Bina Nayak on debut novel Starfish Pickle and why water is a strong theme in the book

Water is a strong theme in the book, in Tara’s world and in her nightmares. What is the fascination with it?

The fascination with water is the same as fascination with life, or death. We are born of water. A new born baby can breathe under water, but slowly loses the ability. The earlier you teach a child to swim, the better s/he will be at it. Humans should be most comfortable in water.

I have always maintained that in Bombay (and now in Goa too) it makes more sense to own a boat than a car. The monsoons remind us that Bombay was seven islands.

But the real reason for the fascination is that as a new born baby I almost died because of water. My mother says that when I was just a few weeks old, she was giving me a bath along with a little servant girl. That child emptied a full tumbler of water straight on my face, choking me. I was admitted to the hospital as I had turned blue. After that, my parents became hyper vigilant with me when it involved matters of water. (I had to hide in the bathroom and create my world records!) Even though the said swimming pools were within walking distance, and most of my building friends were swimming at the ages of 5 and 6 years — I had to fight for my right to swim. At 11 years, when I did join the pool, I made up for lost time.

I do not remember the water incident but I’m sure my body does, some cranny of my brain still remembers.

Why starfish?

Because they are not actually fish. They are amazing creatures. Even today if I pass a fish and pet store, I will enter and gaze at the fish tanks — more so if they are marine water tanks with starfish and live corals. I have spent many hours at the Taraporewala Aquarium (in Mumbai).

An interesting comparison in the book is that connecting raves and zatras. When did this thought first dawn on you that the two are similar?

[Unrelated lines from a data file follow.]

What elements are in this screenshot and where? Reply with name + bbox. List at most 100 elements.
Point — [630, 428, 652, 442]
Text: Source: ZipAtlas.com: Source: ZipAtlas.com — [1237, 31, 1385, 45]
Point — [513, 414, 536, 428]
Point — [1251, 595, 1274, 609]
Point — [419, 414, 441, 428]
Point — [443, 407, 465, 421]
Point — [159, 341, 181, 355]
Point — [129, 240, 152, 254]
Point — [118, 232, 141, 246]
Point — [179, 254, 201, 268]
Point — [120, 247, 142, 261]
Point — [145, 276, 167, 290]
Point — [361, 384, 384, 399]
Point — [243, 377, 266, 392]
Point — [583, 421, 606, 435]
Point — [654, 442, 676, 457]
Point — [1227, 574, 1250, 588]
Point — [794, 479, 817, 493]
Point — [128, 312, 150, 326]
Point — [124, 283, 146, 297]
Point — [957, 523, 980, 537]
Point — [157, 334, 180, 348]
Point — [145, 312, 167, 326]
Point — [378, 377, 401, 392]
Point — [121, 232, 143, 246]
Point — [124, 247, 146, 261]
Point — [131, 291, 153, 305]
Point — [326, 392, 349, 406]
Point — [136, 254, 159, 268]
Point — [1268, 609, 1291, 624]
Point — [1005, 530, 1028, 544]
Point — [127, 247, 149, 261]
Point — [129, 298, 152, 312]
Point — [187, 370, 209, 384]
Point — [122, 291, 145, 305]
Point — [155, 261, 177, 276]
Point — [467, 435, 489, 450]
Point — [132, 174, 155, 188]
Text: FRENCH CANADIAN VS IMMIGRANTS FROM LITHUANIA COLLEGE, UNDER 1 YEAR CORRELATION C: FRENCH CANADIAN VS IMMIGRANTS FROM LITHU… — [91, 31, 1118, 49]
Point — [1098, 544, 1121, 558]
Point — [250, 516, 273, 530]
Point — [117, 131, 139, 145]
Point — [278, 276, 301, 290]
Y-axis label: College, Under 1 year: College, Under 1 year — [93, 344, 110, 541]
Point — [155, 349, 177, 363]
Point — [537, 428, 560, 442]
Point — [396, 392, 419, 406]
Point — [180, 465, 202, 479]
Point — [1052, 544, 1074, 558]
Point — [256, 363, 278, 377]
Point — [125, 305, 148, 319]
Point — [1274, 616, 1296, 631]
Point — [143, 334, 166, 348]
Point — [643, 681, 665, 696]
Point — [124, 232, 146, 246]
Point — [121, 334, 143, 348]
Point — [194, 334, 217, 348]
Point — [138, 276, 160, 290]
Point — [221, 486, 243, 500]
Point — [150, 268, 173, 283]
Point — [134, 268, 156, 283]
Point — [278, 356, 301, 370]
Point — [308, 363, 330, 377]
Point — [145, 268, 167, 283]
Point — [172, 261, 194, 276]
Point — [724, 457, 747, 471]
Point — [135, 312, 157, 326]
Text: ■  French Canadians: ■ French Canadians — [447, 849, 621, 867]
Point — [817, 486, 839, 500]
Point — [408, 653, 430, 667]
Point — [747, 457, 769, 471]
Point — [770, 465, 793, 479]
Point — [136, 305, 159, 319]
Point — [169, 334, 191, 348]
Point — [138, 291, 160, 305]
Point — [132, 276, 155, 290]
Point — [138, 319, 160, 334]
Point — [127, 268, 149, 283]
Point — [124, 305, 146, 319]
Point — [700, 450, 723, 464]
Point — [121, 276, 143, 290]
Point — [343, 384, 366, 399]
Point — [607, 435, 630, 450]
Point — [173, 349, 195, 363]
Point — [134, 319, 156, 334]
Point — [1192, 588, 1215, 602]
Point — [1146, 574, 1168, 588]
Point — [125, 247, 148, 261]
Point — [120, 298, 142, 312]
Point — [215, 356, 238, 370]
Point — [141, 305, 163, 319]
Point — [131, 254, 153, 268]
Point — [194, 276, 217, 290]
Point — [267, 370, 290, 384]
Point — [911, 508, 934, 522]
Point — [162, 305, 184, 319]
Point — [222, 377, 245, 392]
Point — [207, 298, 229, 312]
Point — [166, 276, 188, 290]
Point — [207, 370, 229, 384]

I attended my first zatra at the age of 6, the Shirgao zatra at Bicholim. That memory remained with me. When I attended my first rave as a college-goer, the texture and feel of the heightened atmosphere felt familiar. Just that the zatra hysteria goes in the name of religion. Another comparison — the Chowpatty Ganpati immersion has a rave party. I’m happy that there is no hypocrisy there and DJ Whosane was allowed to have a stage near the immersion area. Now a host of other DJs also play. But leave aside for a moment that the Bombay municipality and traffic police allowed this government sanctioned rave party — what do you think happens with the feverish beating of drums and cymbals? If you’ve been in the crowd at Chowpatty during Ganpati — and even if you are stone cold sober, when you get out of it, ears ringing — you will not be. Sometimes, just the music can get you high. Even better if you have some help.

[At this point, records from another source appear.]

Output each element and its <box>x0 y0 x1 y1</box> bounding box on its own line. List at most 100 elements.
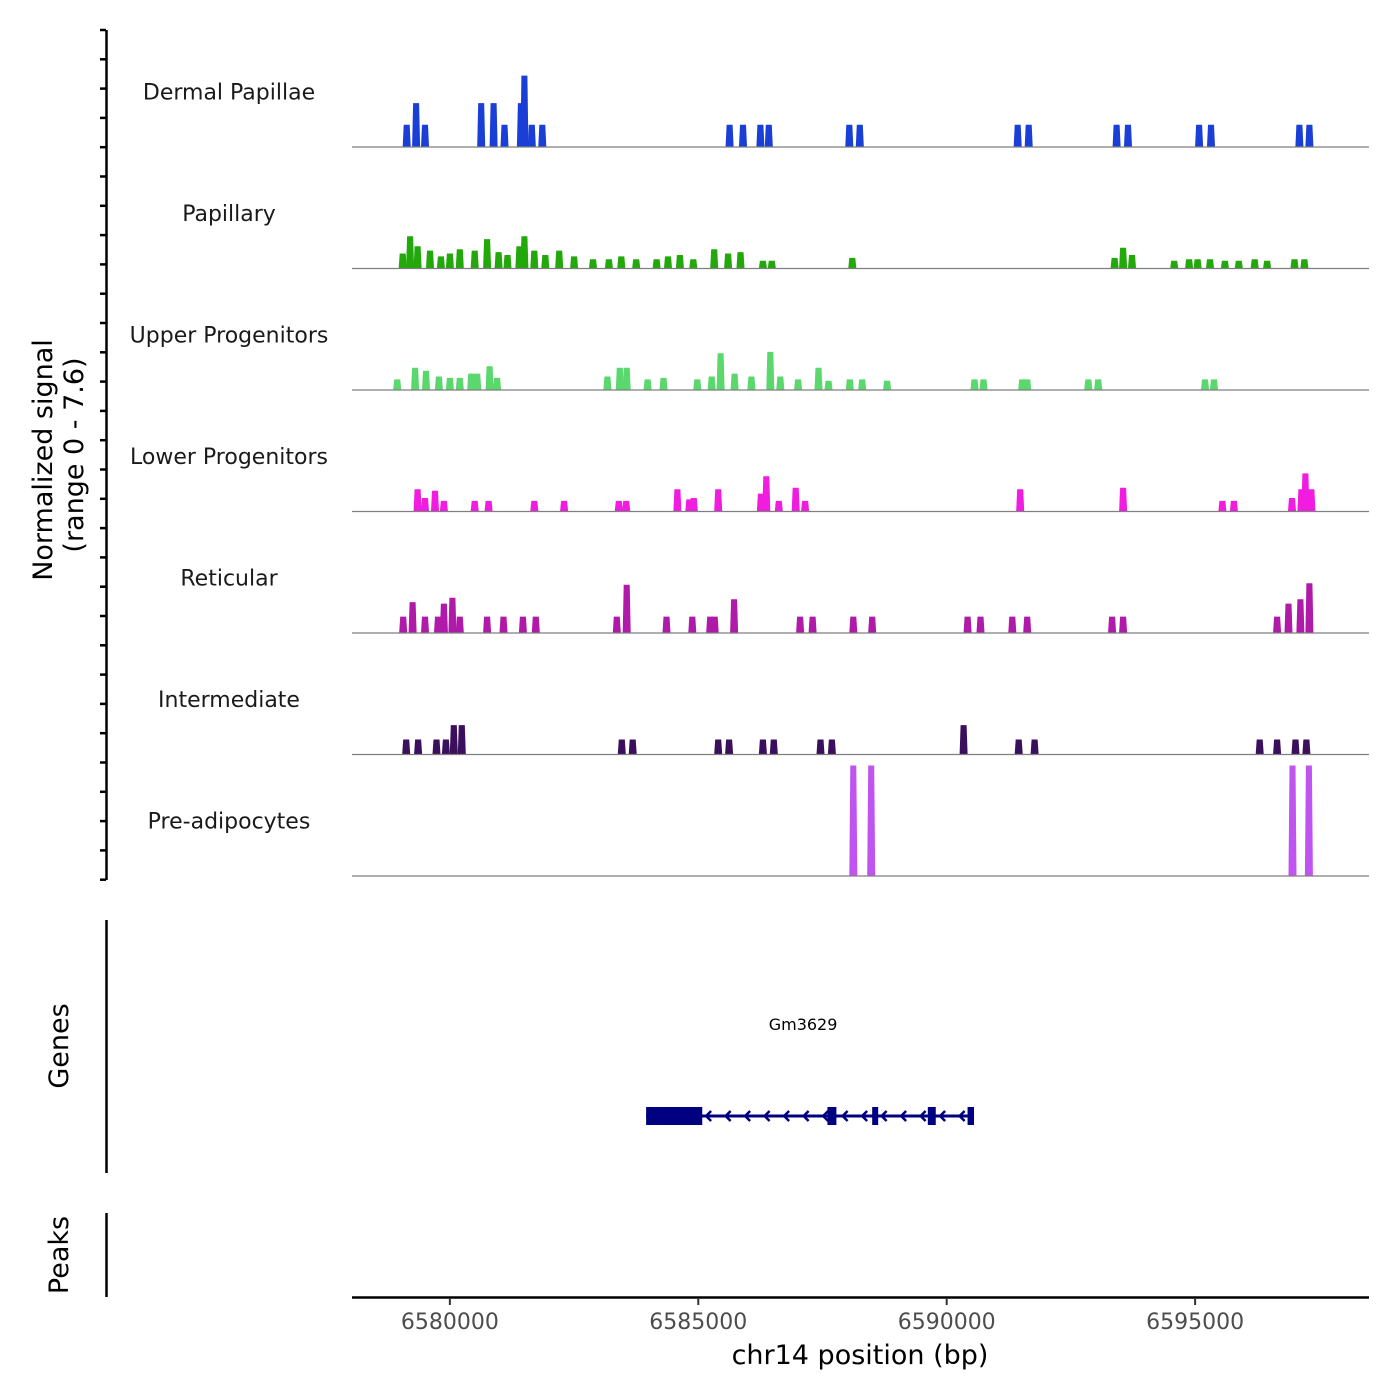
signal-peak <box>457 725 466 754</box>
signal-peak <box>762 476 771 511</box>
signal-peak <box>659 377 668 390</box>
signal-peak <box>455 377 464 390</box>
track-label: Upper Progenitors <box>130 324 329 349</box>
strand-arrow <box>782 1110 791 1122</box>
y-axis-title-line1: Normalized signal <box>28 339 59 581</box>
signal-peak <box>1030 739 1039 754</box>
signal-peak <box>868 616 877 633</box>
strand-arrow <box>801 1110 810 1122</box>
signal-peak <box>1119 487 1128 511</box>
signal-peak <box>622 584 631 633</box>
signal-peak <box>1108 616 1117 633</box>
x-tick-label: 6585000 <box>649 1310 747 1335</box>
signal-peak <box>1300 259 1309 268</box>
signal-peak <box>970 379 979 390</box>
signal-peak <box>436 256 445 268</box>
signal-peak <box>1284 603 1293 633</box>
signal-peak <box>421 616 429 633</box>
signal-peak <box>710 249 719 268</box>
gene-exon <box>872 1107 879 1125</box>
signal-peak <box>467 373 476 390</box>
signal-peak <box>483 239 492 268</box>
signal-peak <box>421 124 429 147</box>
signal-peak <box>402 124 411 147</box>
signal-peak <box>688 616 697 633</box>
signal-peak <box>445 377 454 390</box>
signal-peak <box>673 489 682 511</box>
signal-peak <box>849 765 858 876</box>
signal-peak <box>979 379 988 390</box>
signal-peak <box>1008 616 1017 633</box>
signal-peak <box>689 498 698 511</box>
signal-peak <box>1291 739 1300 754</box>
signal-peak <box>764 124 773 147</box>
track-pre-adipocytes: Pre-adipocytes <box>148 765 1369 877</box>
signal-peak <box>449 725 458 754</box>
signal-peak <box>520 236 529 268</box>
signal-peak <box>714 739 723 754</box>
signal-peak <box>1305 124 1314 147</box>
signal-peak <box>689 259 698 268</box>
signal-peak <box>470 250 479 268</box>
signal-peak <box>520 75 529 147</box>
signal-peak <box>758 739 767 754</box>
track-papillary: Papillary <box>182 202 1369 270</box>
signal-peak <box>1301 473 1310 511</box>
signal-peak <box>1170 260 1179 268</box>
signal-peak <box>1288 498 1296 511</box>
signal-peak <box>959 725 968 754</box>
signal-peak <box>758 260 767 268</box>
signal-peak <box>493 377 502 390</box>
signal-peak <box>470 500 479 511</box>
signal-peak <box>976 616 985 633</box>
signal-peak <box>707 376 716 390</box>
x-axis-title: chr14 position (bp) <box>732 1340 989 1371</box>
signal-peak <box>710 616 719 633</box>
signal-peak <box>1302 739 1311 754</box>
signal-peak <box>796 616 805 633</box>
gene-exon <box>827 1107 837 1125</box>
x-tick-label: 6580000 <box>401 1310 499 1335</box>
strand-arrow <box>938 1110 947 1122</box>
track-label: Pre-adipocytes <box>148 810 311 835</box>
signal-peak <box>531 616 540 633</box>
signal-peak <box>426 250 434 268</box>
signal-peak <box>445 253 454 268</box>
signal-peak <box>413 489 422 511</box>
signal-peak <box>615 367 624 390</box>
signal-peak <box>1110 257 1119 268</box>
x-tick-label: 6590000 <box>898 1310 996 1335</box>
gene-exon <box>967 1107 975 1125</box>
signal-peak <box>1124 124 1132 147</box>
signal-peak <box>664 256 672 268</box>
signal-peak <box>1128 255 1136 268</box>
signal-peak <box>1290 259 1299 268</box>
signal-peak <box>827 739 836 754</box>
signal-peak <box>1234 260 1243 268</box>
signal-peak <box>1273 616 1282 633</box>
signal-peak <box>725 124 734 147</box>
signal-peak <box>1119 247 1128 268</box>
signal-peak <box>1255 739 1264 754</box>
signal-peak <box>530 500 539 511</box>
signal-peak <box>1094 379 1103 390</box>
strand-arrow <box>762 1110 771 1122</box>
signal-peak <box>518 616 527 633</box>
signal-peak <box>570 256 579 268</box>
signal-peak <box>730 373 739 390</box>
signal-peak <box>747 376 756 390</box>
signal-peak <box>603 376 612 390</box>
signal-peak <box>769 739 778 754</box>
signal-peak <box>434 376 443 390</box>
signal-peak <box>398 253 407 268</box>
gene-exon <box>927 1107 936 1125</box>
track-label: Lower Progenitors <box>130 445 328 470</box>
gene-track: Gm3629 <box>646 1015 975 1125</box>
signal-peak <box>1016 489 1025 511</box>
signal-peak <box>414 739 423 754</box>
signal-peak <box>714 489 723 511</box>
signal-peak <box>1304 765 1313 876</box>
signal-peak <box>434 616 442 633</box>
track-label: Intermediate <box>158 688 300 713</box>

Dancing to the beating of a drum is the oldest thing known to mankind. Raves are just modern-day tribal gatherings.

Bina Nayak on debut novel Starfish Pickle and why water is a strong theme in the book

Starfish Pickle is set to be turned into a movie. Can you share more details about it?

According to my agent, it was a tough MS to sell because of the theme and the illustrations. But with Covid, with the increase in OTT viewership, and with people wanting to ‘see’ new and unusual content (as opposed to reading it, I’m guessing), a whole lot of film production houses are looking to buy interesting plot lines. The story of Starfish Pickle — even without the illustrations — is very visual. He got a contract with a film production house first and then got a publisher interested in it.

Being an artist, I conceived my book visually first. I ‘saw’ the situations and then I wrote them down. Having written and art directed many ad films — it just came naturally to me. I could have story boarded my entire book — I almost started doing it when my agent told me that perhaps it would sell if it were a graphic novel.